= Annie Guo VanDan =

American journalist

Annie Guo VanDan is an American journalist. She is co-founder and president of Asian Avenue Magazine, a magazine published since 2006 that covers the Asian American, Native Hawaiian, and Pacific Islander communities of Denver, Colorado. Since 2009, she has been the founding executive director of Colorado Asian Culture and Education Network, a 501c3 nonprofit organization that strengthens and uplifts Colorado’s Asian American, Native Hawaiian, and Pacific Islander (AANHPI) communities by creating spaces of belonging for a more equitable and connected future. In 2025, she helped to establish the Social Fabric Hub, a pan-Asian community center and event space in Centennial, Colorado.

In 2021, she became a Maynard Institute Fellow as part of the Robert C. Maynard Institute for Journalism Education, which aims to promote equity and diversity in journalism. In 2021, she also served as the Project Manager for Colorado Equity Compass, dedicated to improving health equity through data storytelling, which entails presenting information in accessible visual and narrative forms for policy-makers and the public.

== Family and education ==
VanDan's family immigrated from Taipei, Taiwan to Colorado in 1987. After graduating from John F. Kennedy High School in Denver as valedictorian in 2004, she attended the University of Missouri and studied journalism and strategic communications. She later earned an MBA from the University of Colorado Denver. She lives with her husband Danny VanDan, an optometrist and owner of Milestones Eyecare, in Englewood, Colorado.

== Journalism and health equity ==
In 2006, VanDan co-founded Asian Avenue Magazine with her mother, Christina Yutai Guo, the first and only print journal at the time that featured the stories of Asian American, Native Hawaiian, and Pacific Islanders (AANHPIs) in Colorado. In its print form and associated website, Asian Avenue covers AANHPI people, businesses and cultural activities (such as the Denver Cherry Blossom Festival), along with issues of concern within the AAPI community such as LGBT rights, health disparities, changing patterns of immigration, vaccine hesitancy, and, in 2021, anti-Asian racism and xenophobia and the COVID-19 Hate Crimes Act. The magazine's website also has sections devoted to food trends, new books by or about AAPI people, and films.

Under the leadership of VanDan and her mother, Asian Avenue has since 2009 presented an annual award called the Asian American Hero of Colorado, which recognizes AAPI leaders for work in the community. In October 2016 Asian Avenue received the Denver Mayor's Diversity & Inclusion Awards for the "innovation" category. They have sponsored an annual lunar new year banquet in Denver which in January 2020 welcomed more than three hundred guests. They have also sponsored a program to promote leadership roles among AAPI women and female students. In June 2020 the magazine published articles about the Black Lives Matter movement and expressed "unequivocal support" for it while also discussing related issues in anti-Asian violence and racism in Colorado. In January 2021, Asian Avenue received a Martin Luther King Jr. Business Award in recognition of these efforts.

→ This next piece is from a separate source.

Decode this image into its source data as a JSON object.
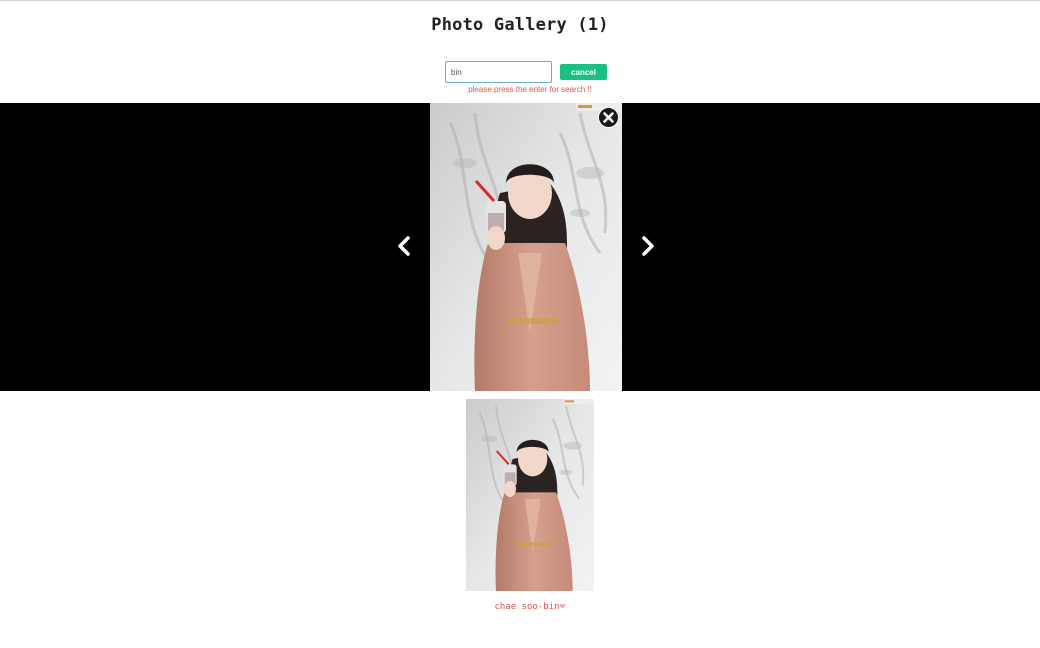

In addition to her journalism, VanDan has worked for the Colorado Department of Public Health and Environment in the Office of Health Equity and Maternal and Child Health. She also managed communications for a nonprofit medical and mental health clinic in Denver that offers services to refugees and immigrants. In 2021 she became a Project Manager for Colorado Equity Compass, an initiative funded by The Colorado Trust, dedicated to improving health equity through "data storytelling": presenting information in accessible visual and narrative forms for policy-makers and members of the public. Among the areas she covers for Colorado Equity Compass is southeast Colorado Springs, which has one of the most racially and culturally diverse populations in the state, with 42% of its children living below the federal poverty line and rates of obesity, diabetes, smoking, and self-reported mental health issues that exceed the state average.

VanDan is an expert on using health data to cover health- and health-policy-related news, and on mapping and presenting data by zip codes in ways that can "amplify the voices of the community to go along with the data." She presented her findings at the Culture of Data Conference organized by the Colorado Public Health Association in January 2021. She also serves on the Advisory Board for the Colorado Lotus Project, a groundbreaking data research initiative focused on understanding the experiences and needs of Colorado’s AANHPI communities.

== Awards ==
In 2021, VanDan was a part of the Maynard Institute Fellowship led by the Robert C. Maynard Institute for Journalism Education, within its "Media Entrepreneur" track. She was the recipient of the Quintin Hope Metrics Award.